He would have couples come in and he'd hook them up to all this instrumentation that measures stress level.
And then he'd have them talk about something that activated them,
that brought up conflict.
and the machinery re-registering what their brains were doing, cortisol, or whatever else.
And then he'd tell them at one point that the machine had broken.
It wasn't true, but he'd tell them that,
and that they needed to take a little break so they could,
and he would do that right when they were kind of peeking in their activation.
So they'd go to separate rooms and just wait for 15 minutes.
Now, they weren't meditating, they weren't researching, they weren't doing rain,
none of that, they were just sitting there.
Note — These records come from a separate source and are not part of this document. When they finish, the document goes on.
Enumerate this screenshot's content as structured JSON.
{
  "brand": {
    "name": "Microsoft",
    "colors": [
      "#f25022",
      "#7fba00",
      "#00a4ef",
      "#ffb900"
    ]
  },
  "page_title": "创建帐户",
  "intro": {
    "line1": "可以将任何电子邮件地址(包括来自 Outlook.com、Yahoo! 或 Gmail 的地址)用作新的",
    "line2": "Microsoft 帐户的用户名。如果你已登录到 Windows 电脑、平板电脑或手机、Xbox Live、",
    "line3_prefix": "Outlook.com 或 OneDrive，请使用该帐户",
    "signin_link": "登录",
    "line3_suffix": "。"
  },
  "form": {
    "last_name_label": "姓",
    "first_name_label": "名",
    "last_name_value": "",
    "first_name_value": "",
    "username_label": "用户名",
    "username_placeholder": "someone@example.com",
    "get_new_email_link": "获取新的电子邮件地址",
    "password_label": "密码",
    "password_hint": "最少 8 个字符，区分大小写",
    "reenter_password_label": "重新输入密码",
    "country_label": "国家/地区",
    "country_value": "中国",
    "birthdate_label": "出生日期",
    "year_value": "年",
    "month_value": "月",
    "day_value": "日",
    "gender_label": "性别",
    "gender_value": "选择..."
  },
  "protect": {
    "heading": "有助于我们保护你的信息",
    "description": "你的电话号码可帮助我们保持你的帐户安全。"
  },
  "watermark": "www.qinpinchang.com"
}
But 15 minutes, because with the passage of time, even if we're not doing anything helpful,
things can settle down.
We're not being triggered.
Then they'd come back together and lo and behold, they'd resume the conversation a lot more resourced
and they'd have much more capacity to meet each other and resolve things.
Imagine if your timeout is, and we need timeouts, to be able to listen, we need timeouts.
I hope you're getting that.
To create the clearing,
often we need to have a timeout so we can resource.
But imagine if you're in conflict with someone
and you take a timeout that is enough
to really bring yourself some comfort
and remind yourself of what you need to remember.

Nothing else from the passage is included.